“Così è il regno di Dio: come un uomo che getta il seme sul terreno; dorma o vegli, di notte o di giorno, il seme germoglia e cresce. Come, egli stesso non lo sa” (Mc 4, 26-27). Molte volte ho cercato di immaginarmi il volto di quest’uomo che getta il seme sul terreno, e la sua vita. Me lo immagino lieto e libero. Non è di quelli che si agitano al veder crescere le erbacce e credo non si tratti neppure di uno che spunta i giorni sul calendario, in attesa che passino alla svelta, per vedere finalmente il frutto del suo seminare. È piuttosto uno che si gode le albe e i tramonti, la brezza e il temporale, il caldo e il freddo, i riflessi del sole sulle rocce e il verde delle foglie.

Assomiglia molto a uno dei personaggi dello straordinario film La valle di pietra (1992). Ambientato nella Boemia del 1850, narra la vicenda di un agrimensore che viene inviato dal governo in una valle remota fatta di montagne di fragile e grigia pietra calcarea. Lì avviene un incontro. Un giorno l’agrimensore viene invitato dal prete decano a un pranzo in occasione di una festa. Ci sono molte persone e vari sacerdoti. Ma la sua attenzione cade su un vecchio parroco che appare come un pesce fuor d’acqua. Silenzioso e schivo, è più intento a gustare i particolari che a seguire i discorsi degli altri commensali. C’è un gesto, in particolare, che colpisce l’agrimensore. Il vecchio prete spesso, con un gesto scaltro delle mani, nasconde i preziosi polsini di lino che sporgono dalla sua vecchia e trasandata tonaca. In quel gesto c’è tutta la sua storia, e il film la racconta in modo geniale. I due diverranno amici, anche perché quel sacerdote vive proprio dove l’agrimensore sta lavorando per stendere le sue mappe. Seduto sul letto di un fiume, intento a contemplare i giochi di luce del sole sulle pietre, il prete viene riconosciuto dall’agrimensore, e così inizia un’amicizia che durerà fino alla fine.

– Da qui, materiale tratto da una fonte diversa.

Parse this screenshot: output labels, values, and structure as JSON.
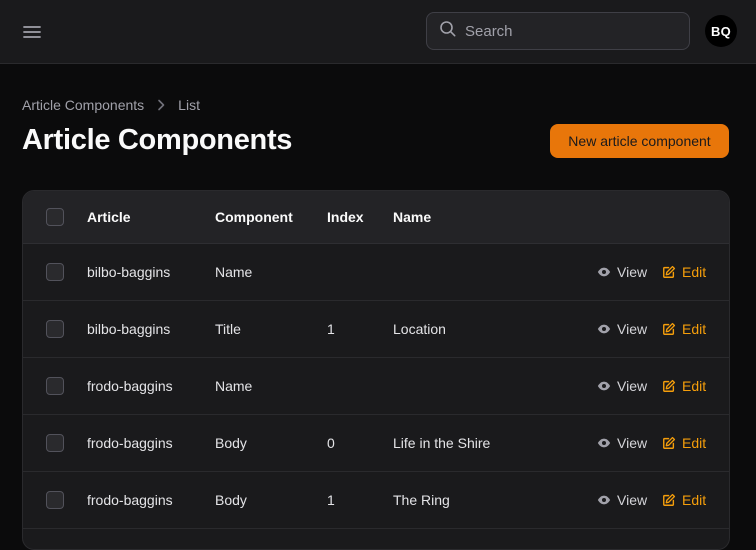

Questo sacerdote l’ho sempre associato al volto dell’uomo che getta il seme sul terreno. Attende e vive senza fretta perché sa di cosa è capace Dio, avendolo sperimentato sulla propria pelle. Tutta la sua vita ha trovato casa in un luogo abbandonato da tutti, ma dove tutto gli parla. Che differenza rispetto a chi pretende di cambiare le cose con le sue idee e iniziative. Papa Benedetto XVI, nel suo libro Gesù di Nazaret, per spiegare il termine “vangelo” scrive così: “Di recente la parola ‘vangelo’ è stata tradotta con l’espressione ‘buona novella’. Suona bene, ma resta molto al di sotto dell’ordine di grandezza inteso dalla parola ‘vangelo’. Questa parola appartiene al linguaggio degli imperatori romani che si consideravano signori del mondo, suoi salvatori e redentori. I proclami provenienti dall’imperatore si chiamavano ‘vangeli’, indipendentemente se il loro contenuto fosse particolarmente lieto o piacevole. Ciò che viene dall’imperatore – era l’idea soggiacente – è messaggio salvifico, non è semplicemente notizia, ma trasformazione del mondo verso il bene. Se gli evangelisti riprendono questa parola, tanto che a partire da quel momento diventa il termine per definire il genere dei loro scritti, è perché vogliono dire: quello che gli imperatori, che si fanno passare per dèi, pretendono a torto, qui accade veramente: un messaggio autorevole, che non è solo parola, ma realtà. Nell’odierno linguaggio proprio della teoria del linguaggio si direbbe: il Vangelo è discorso non solo informativo, ma operativo, non è solo comunicazione, ma azione, forza efficace, che entra nel mondo salvandolo e trasformandolo. Marco parla del ‘Vangelo di Dio’: non sono gli imperatori che possono salvare il mondo, bensì Dio. E qui si manifesta la parola di Dio che è parola efficace; qui accade davvero ciò che gli imperatori solo pretendono, senza poterlo adempiere. Perché qui entra in azione il vero Signore del mondo: il Dio vivente” (Joseph Ratzinger-Benedetto XVI, Gesù di Nazaret, Rizzoli, 2007, pp. 69-70).

C’è sempre un “imperatore” anche in noi che pretende di cambiare la realtà con ciò che pensa o produce. Il Vangelo di questo domenica, invece, ci provoca con la figura dell’uomo che getta il seme. Come a dirci: non sono le vostre iniziative, i vostri testi che brandite come manifesti di chissà quale cambiamento, le vostre idee che usate contro gli altri, a cambiare le cose. L’unico cambiamento reale si legge sul volto di chi si stupisce per quello che nasce a sua insaputa. Occorre solo l’umiltà di riconoscerlo e seguirlo.